If Alex still hasn’t watched the latest season of Stranger Things, then an email saying “the Upside Down misses you” would probably do better than recommending Kitchen Nightmares — because it’s relevant to his tastes and his previous actions.
A Way to Break Limits and Make All That Data Actionable
The final requirement for a retention cloud to make sense to a business is to maximise the massive amounts of user data that it’s already sitting on.
Data Lookback Period: Consider that most martech tools only allow 90 days of user history look back. That means Elena, your customer of five years, is probably being sent an email or a push notification that doesn’t celebrate her loyalty or even give her any sort of VIP treatment. 
Data Granularity: Many modern marketing tools and CRMs are even limited to 250 data points per user per month. So those diamond earrings that Elena bought last year for her wedding? The system won’t see it and can’t take action based on it since she’s bought a thousand other things since then.
Machine Learning: Leveraging rich, granular, historical data on a user for more accurate predictions or personalisation is a stated business need. Most martech point solutions cannot leverage machine learning fully due to data storage limitations.
With these sorts of limitations in place, businesses can’t unlock the full potential of user-behaviour data for personalisation, engagement, or retention. And that presents an opportunity for a retention cloud service to own the space and provide companies with ways to access and mobilise the data they already have. That is if they’re willing to offer unlimited access to data lookback periods, or data granularity, and allow companies to send messages at scale. 

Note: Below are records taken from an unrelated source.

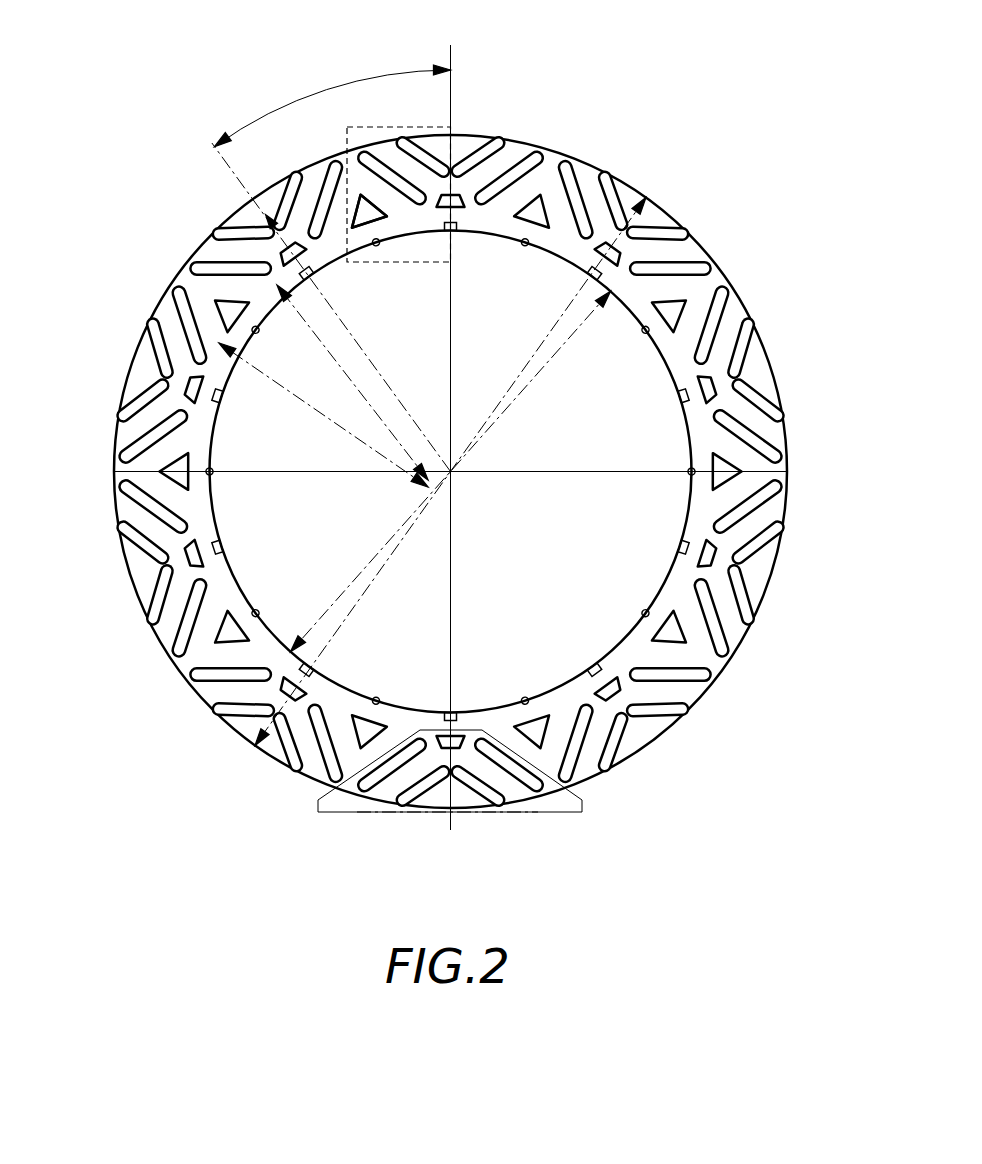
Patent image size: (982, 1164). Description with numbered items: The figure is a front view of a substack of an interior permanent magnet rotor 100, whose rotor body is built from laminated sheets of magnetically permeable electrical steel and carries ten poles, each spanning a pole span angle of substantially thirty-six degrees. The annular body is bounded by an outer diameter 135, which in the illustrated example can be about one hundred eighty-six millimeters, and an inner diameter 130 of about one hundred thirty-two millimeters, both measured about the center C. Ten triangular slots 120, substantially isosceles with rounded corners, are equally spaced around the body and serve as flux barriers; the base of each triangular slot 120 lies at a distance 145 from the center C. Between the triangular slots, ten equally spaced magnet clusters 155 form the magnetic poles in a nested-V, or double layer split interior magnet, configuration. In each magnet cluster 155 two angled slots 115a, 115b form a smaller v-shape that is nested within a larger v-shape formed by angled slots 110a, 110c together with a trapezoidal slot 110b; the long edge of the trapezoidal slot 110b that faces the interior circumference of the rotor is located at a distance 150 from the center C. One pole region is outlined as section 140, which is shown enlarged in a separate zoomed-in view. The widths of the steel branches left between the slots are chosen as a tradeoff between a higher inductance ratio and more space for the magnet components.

The IPM rotor 100 is at (437, 409).
The angled slot 110a is at (361, 145).
The trapezoidal slot 110b is at (438, 208).
The angled slot 110c is at (557, 150).
The angled slot 115a is at (424, 138).
The angled slot 115b is at (484, 135).
The triangular slot 120 is at (365, 226).
The inner diameter 130 is at (329, 607).
The outer diameter 135 is at (338, 627).
The section 140 is at (345, 149).
The distance 145 is at (262, 375).
The distance 150 is at (310, 322).
The magnet cluster 155 is at (538, 812).
The center C is at (453, 473).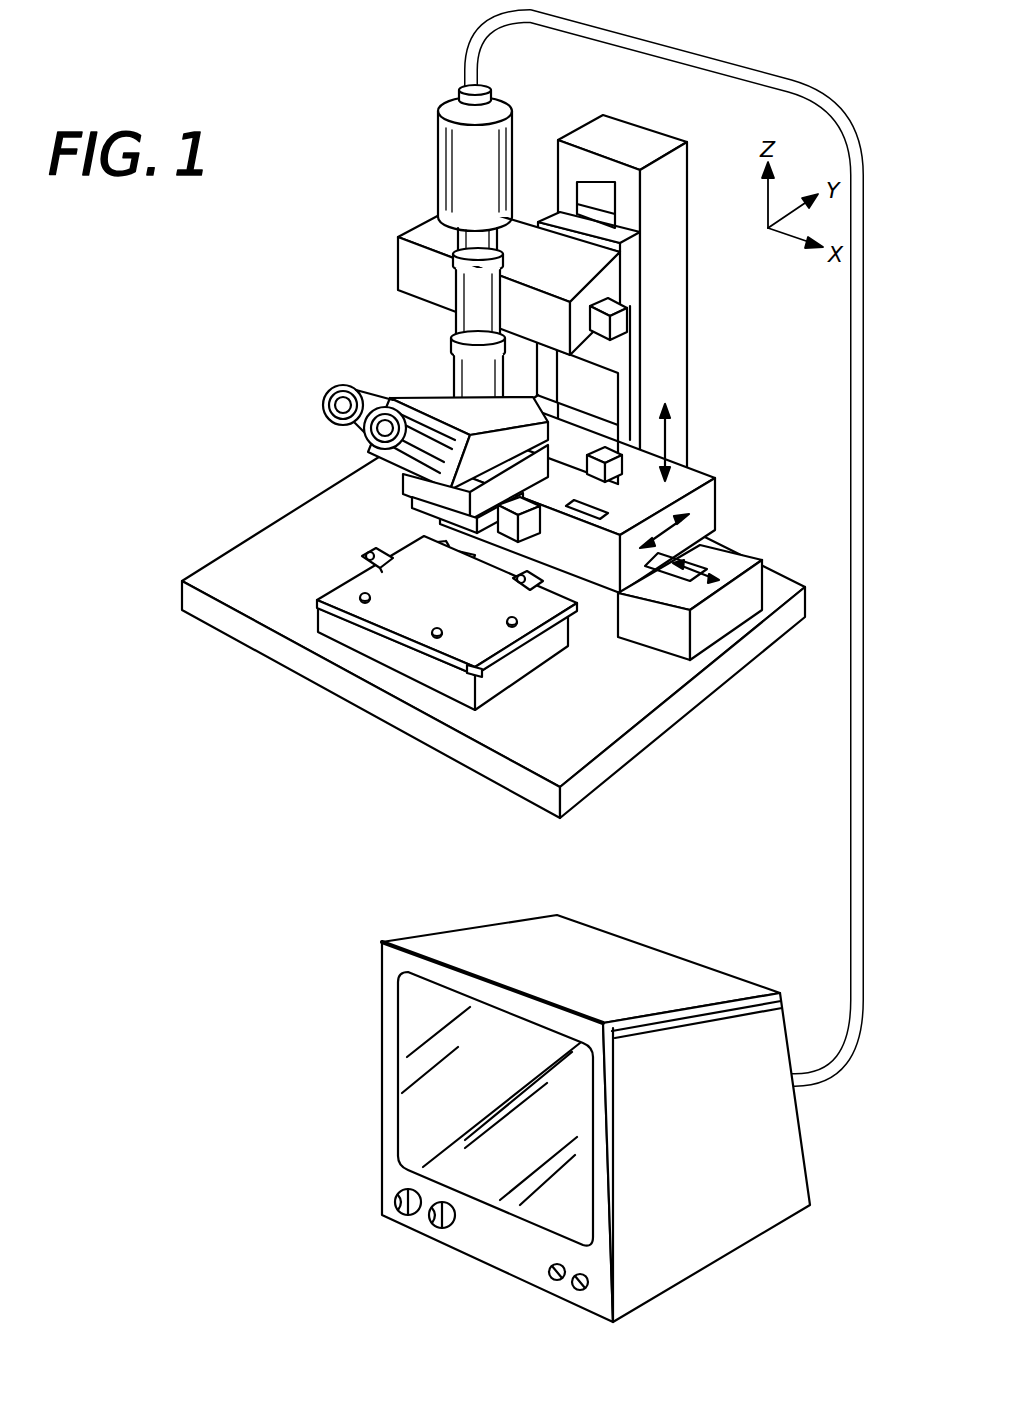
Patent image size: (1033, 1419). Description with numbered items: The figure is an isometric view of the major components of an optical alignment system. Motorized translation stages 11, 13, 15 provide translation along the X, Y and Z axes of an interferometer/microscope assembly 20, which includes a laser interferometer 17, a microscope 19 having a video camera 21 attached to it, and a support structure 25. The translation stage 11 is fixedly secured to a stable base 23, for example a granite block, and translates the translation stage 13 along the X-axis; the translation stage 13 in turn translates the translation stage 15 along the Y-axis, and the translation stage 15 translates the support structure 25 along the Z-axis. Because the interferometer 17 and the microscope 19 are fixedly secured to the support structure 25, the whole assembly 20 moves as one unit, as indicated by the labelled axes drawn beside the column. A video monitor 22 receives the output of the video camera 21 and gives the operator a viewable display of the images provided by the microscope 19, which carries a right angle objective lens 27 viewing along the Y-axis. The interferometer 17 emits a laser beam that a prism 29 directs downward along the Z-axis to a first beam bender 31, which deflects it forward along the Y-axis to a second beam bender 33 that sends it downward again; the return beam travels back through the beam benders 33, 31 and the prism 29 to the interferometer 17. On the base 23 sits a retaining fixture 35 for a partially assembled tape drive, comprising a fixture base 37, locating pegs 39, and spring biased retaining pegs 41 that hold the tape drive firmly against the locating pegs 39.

The motorized translation stage 11 is at (757, 580).
The motorized translation stage 13 is at (712, 500).
The motorized translation stage 15 is at (675, 362).
The laser interferometer 17 is at (410, 262).
The microscope 19 is at (440, 398).
The interferometer/microscope assembly 20 is at (360, 306).
The video camera 21 is at (440, 150).
The video monitor 22 is at (675, 967).
The stable base 23 is at (650, 734).
The support structure 25 is at (555, 222).
The right angle objective lens 27 is at (437, 560).
The prism 29 is at (618, 321).
The first beam bender 31 is at (608, 448).
The second beam bender 33 is at (530, 538).
The retaining fixture 35 is at (338, 554).
The fixture base 37 is at (342, 580).
The locating pegs 39 is at (373, 598).
The spring biased retaining pegs 41 is at (370, 549).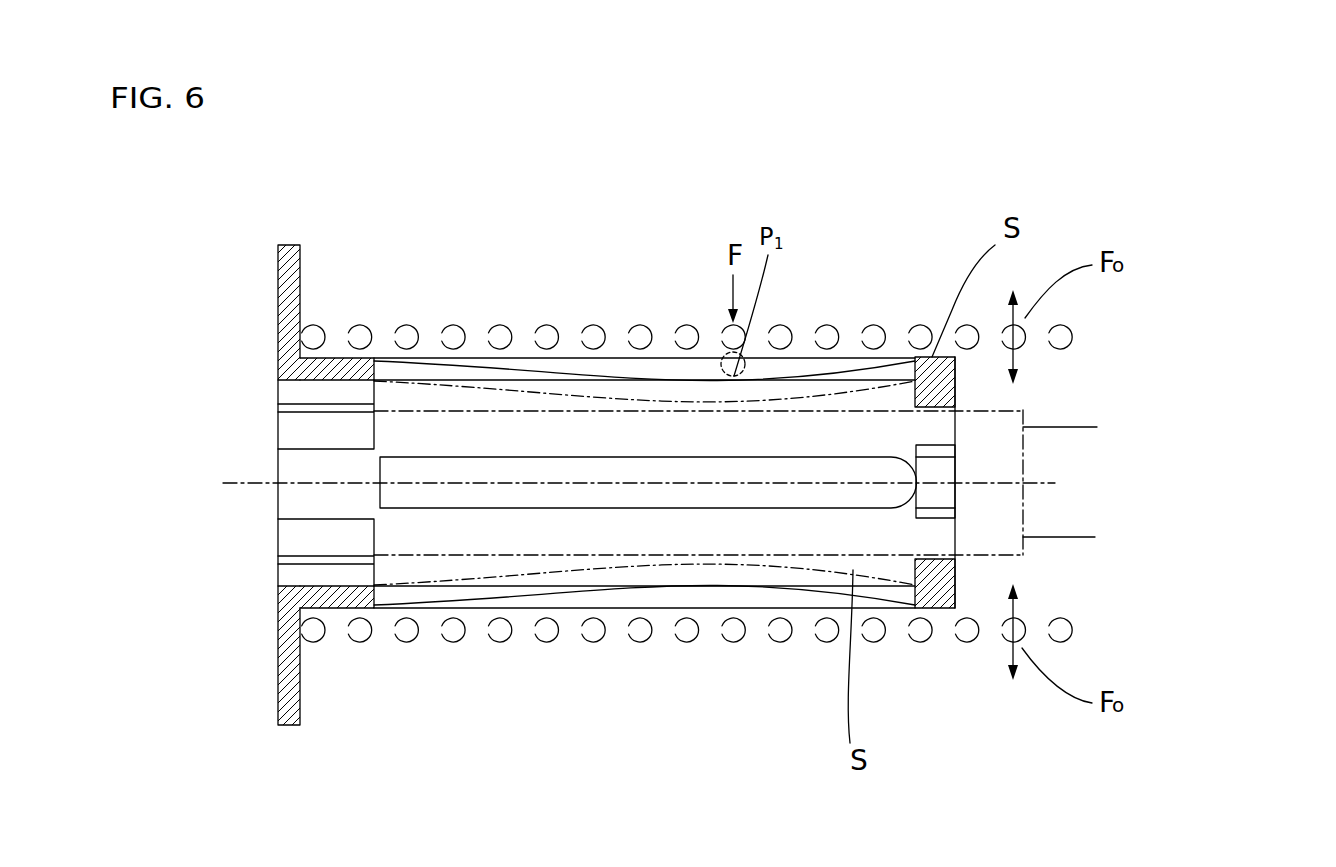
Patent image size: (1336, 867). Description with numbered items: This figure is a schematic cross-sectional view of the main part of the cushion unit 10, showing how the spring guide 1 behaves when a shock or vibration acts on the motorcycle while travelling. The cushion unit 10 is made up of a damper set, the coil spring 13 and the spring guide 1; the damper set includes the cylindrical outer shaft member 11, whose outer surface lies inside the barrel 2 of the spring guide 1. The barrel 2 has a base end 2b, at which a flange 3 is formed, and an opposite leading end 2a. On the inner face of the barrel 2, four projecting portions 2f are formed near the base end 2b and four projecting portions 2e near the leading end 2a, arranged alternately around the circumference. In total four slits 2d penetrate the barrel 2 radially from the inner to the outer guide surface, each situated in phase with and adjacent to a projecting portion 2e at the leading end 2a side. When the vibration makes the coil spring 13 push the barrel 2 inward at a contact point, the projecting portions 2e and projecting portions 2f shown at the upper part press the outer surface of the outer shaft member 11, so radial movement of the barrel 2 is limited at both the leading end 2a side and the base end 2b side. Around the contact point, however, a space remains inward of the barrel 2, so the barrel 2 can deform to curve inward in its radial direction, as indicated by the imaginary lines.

The spring guide 1 is at (535, 598).
The barrel 2 is at (662, 346).
The leading end 2a is at (955, 515).
The base end 2b is at (334, 358).
The slits 2d is at (554, 372).
The projecting portions 2e is at (937, 411).
The projecting portions 2f is at (320, 391).
The flange 3 is at (300, 258).
The cushion unit 10 is at (876, 292).
The outer shaft member 11 is at (1023, 450).
The coil spring 13 is at (412, 328).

The Retention Cloud is the Future
Cloud services have already changed the world in their way. The fact that this was written on a Google Doc and assigned to an editor via Asana with my revisions sent via Slack proves that. 
But a paradigm shift is set to happen when a retention cloud can be created to offer companies the ability to maximise the investment in their tech stacks and in the data they possess. Expect the world — and revenues across the board — to change for the better when it does. 
This article is authored by Anand Jain, Co-founder and Chief Product Officer at CleverTap. The views expressed are personal.